有人跑来告诉孔子,说郑国有个人这样描述他:
"累累若丧家之狗。"
像一条无家可归的狗,疲惫地四处流荡。
孔子听完,笑了。
然后说:"形状,末也。而谓似丧家之狗,然哉,然哉。"
外形那些细节说得不准,但说我像丧家之狗——说得对,说得太对了。
这件事发生在孔子周游列国的第六年。
那一年他六十岁,在郑国和弟子走散了。他一个人站在郑国东门外等人,不知道等了多久。路过的人看见他,觉得这个老头站在那里,神情茫然,灰头土脸,就跟丢了主人的狗一样,于是顺口描述了一番,这话传到了弟子子贡耳朵里,子贡原原本本转告了孔子。
子贡转述的时候,大概有些犹豫——这话不好听。
但孔子笑了。
不是苦笑,不是自嘲式的干笑。《史记》里的原文只有"然哉,然哉",两个字重复了两遍,透出来的是一种轻快,甚至有点高兴——对,就是这样,说得准。
这个笑,和我们课本里的孔子不太一样。
课本里的孔子说话是这样的:
"学而时习之,不亦说乎。" "己所不欲,勿施于人。" "三人行,必有我师焉。"
每一句都是答案。每一句后面都站着一个知道方向的人。
但周游列国的那十四年,孔子其实一直在找门。
他去卫国,卫灵公不听他的。去陈国,陈国在打仗。去楚国,楚国的大夫怕他被重用,从中阻挠。有一次他在陈蔡之间被困,粮食断了,弟子病倒了一片,他自己还在屋里弹琴。
弟子子路忍不住,进去问他:"君子也穷吗?"
孔子说:"君子固穷,小人穷斯滥矣。"
君子也有穷困的时候,只是不会因为穷困就乱来。
这句话说得很稳,但你要知道他是在什么情况下说的——断粮,被围,弟子们面有怒色,外面不知道还要困多久。在那种处境里说出这句话,不是表演给谁看的,是他真的信。
但信一件事,不代表不累。
所以郑国东门外站着的那个孔子,是真实的。
六十岁,和弟子走散,一个人站在城门口,不知道国君会不会见他,不知道弟子在哪里,不知道今晚住哪里。有人路过,看了一眼,说他像条丧家之狗。
累累若丧家之狗。
"累累"这两个字——是那种走了很长的路、身体已经松垮下来的样子。不是一时的狼狈,是积年的疲倦压在身上,让人一眼就看出来了。

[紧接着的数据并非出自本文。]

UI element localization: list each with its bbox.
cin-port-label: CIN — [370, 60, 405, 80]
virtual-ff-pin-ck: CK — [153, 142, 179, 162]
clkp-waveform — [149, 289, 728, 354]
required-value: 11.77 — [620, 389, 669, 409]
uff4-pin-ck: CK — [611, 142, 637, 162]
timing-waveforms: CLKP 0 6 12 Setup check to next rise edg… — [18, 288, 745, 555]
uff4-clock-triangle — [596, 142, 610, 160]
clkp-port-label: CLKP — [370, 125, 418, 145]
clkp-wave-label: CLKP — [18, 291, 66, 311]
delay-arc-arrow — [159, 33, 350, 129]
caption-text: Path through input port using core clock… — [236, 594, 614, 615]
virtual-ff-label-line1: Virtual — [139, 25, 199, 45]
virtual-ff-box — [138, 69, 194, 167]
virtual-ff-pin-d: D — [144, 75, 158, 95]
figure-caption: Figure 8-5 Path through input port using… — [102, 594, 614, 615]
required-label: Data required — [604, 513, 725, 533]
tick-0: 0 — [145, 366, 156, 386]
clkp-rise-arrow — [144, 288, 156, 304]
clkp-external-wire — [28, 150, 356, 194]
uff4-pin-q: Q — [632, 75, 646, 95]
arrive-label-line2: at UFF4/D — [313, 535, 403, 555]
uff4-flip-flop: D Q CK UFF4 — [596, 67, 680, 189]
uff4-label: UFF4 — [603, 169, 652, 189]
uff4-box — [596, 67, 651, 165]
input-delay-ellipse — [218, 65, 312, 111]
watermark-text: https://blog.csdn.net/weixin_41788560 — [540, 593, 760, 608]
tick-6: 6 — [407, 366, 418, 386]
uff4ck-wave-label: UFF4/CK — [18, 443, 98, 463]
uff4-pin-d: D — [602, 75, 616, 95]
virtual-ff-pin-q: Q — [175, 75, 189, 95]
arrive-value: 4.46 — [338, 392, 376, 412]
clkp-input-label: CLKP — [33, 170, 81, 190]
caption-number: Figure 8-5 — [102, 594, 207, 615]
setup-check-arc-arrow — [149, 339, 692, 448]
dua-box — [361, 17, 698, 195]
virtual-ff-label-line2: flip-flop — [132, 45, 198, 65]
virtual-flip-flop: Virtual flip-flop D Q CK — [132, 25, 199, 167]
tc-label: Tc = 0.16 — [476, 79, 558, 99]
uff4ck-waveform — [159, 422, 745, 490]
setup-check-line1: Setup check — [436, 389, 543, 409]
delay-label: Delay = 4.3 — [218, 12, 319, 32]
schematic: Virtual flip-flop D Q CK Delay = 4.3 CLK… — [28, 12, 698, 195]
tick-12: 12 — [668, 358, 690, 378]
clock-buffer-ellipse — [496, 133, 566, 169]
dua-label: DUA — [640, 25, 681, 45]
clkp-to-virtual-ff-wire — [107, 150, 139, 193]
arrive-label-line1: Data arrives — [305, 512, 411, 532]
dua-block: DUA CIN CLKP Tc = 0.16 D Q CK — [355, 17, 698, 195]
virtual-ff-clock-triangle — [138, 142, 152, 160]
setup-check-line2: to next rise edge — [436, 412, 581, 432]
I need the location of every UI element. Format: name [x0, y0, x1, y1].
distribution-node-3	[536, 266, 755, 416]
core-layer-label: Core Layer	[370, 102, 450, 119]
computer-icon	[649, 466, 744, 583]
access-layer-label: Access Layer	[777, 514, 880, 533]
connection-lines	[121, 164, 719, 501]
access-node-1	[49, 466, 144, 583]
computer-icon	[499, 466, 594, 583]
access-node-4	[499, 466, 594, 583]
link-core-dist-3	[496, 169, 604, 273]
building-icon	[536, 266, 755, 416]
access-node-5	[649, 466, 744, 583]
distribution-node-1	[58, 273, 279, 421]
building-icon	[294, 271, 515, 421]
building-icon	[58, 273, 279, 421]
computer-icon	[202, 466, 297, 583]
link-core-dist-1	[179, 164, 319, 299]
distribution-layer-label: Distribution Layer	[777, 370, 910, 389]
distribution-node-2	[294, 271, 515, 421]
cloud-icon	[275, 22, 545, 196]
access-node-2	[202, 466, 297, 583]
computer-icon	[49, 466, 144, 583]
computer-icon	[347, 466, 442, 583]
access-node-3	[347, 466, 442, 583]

子贡转述这句话的时候,孔子没有解释,没有说"我只是暂时落魄",也没有说"待我他日功成"。他就笑了,说,对,就是这样。
这个"然哉",不是认输。
是一个人对自己的处境看得很清楚,清楚到不需要任何粉饰——我就是这副样子,一个带着一群弟子到处碰壁的老头,无家可归,四处流荡,像条找不到主人的狗。
这没有什么好否认的。
能笑着说出"然哉"的人,心里一定有个地方是稳的。不是因为他不知道自己的处境,是因为他知道,但那个处境伤不到他最里面的东西。
他最里面住着什么?
《论语》里有一句话,很多人读过,但不一定当回事:
"知我者,其天乎。"
了解我的,大概只有天了。
这句话是孔子五十多岁时说的,当时他已经明白没有君王会真正用他。但他没有停,继续走,继续教弟子,继续说那些没人听的话。
不是不知道没人听,是知道了,还是要说。
他相信他说的那些东西是对的。不是对他自己,是对所有人,对整个人类该怎么活在一起这件事——他相信这个。他活在一个乱世里,礼崩乐坏,诸侯混战,但他一直相信有一种秩序是应该被恢复的,而他有责任去推动这件事,哪怕在他活着的时候看不到结果。
所以那条"丧家之狗",是真的没有家。
不是没有屋子住,是他想回去的那个世界——周礼完整、君臣有序、人心向善的那个世界——他这一生没有等到。
他知道。
但他还是在郑国东门外等着,等弟子找过来,等下一个或许能说上话的国君,等一个也许永远不会来的机会。
今天也有这样的处境。
不一定是多大的事。
也许只是做了很久的一件事,一直没有结果。也许在一个不认可你的地方待了很长时间,开始觉得是不是自己本来就错了。也许被人用一句话描述得很准——准到你想反驳,但反驳不出口。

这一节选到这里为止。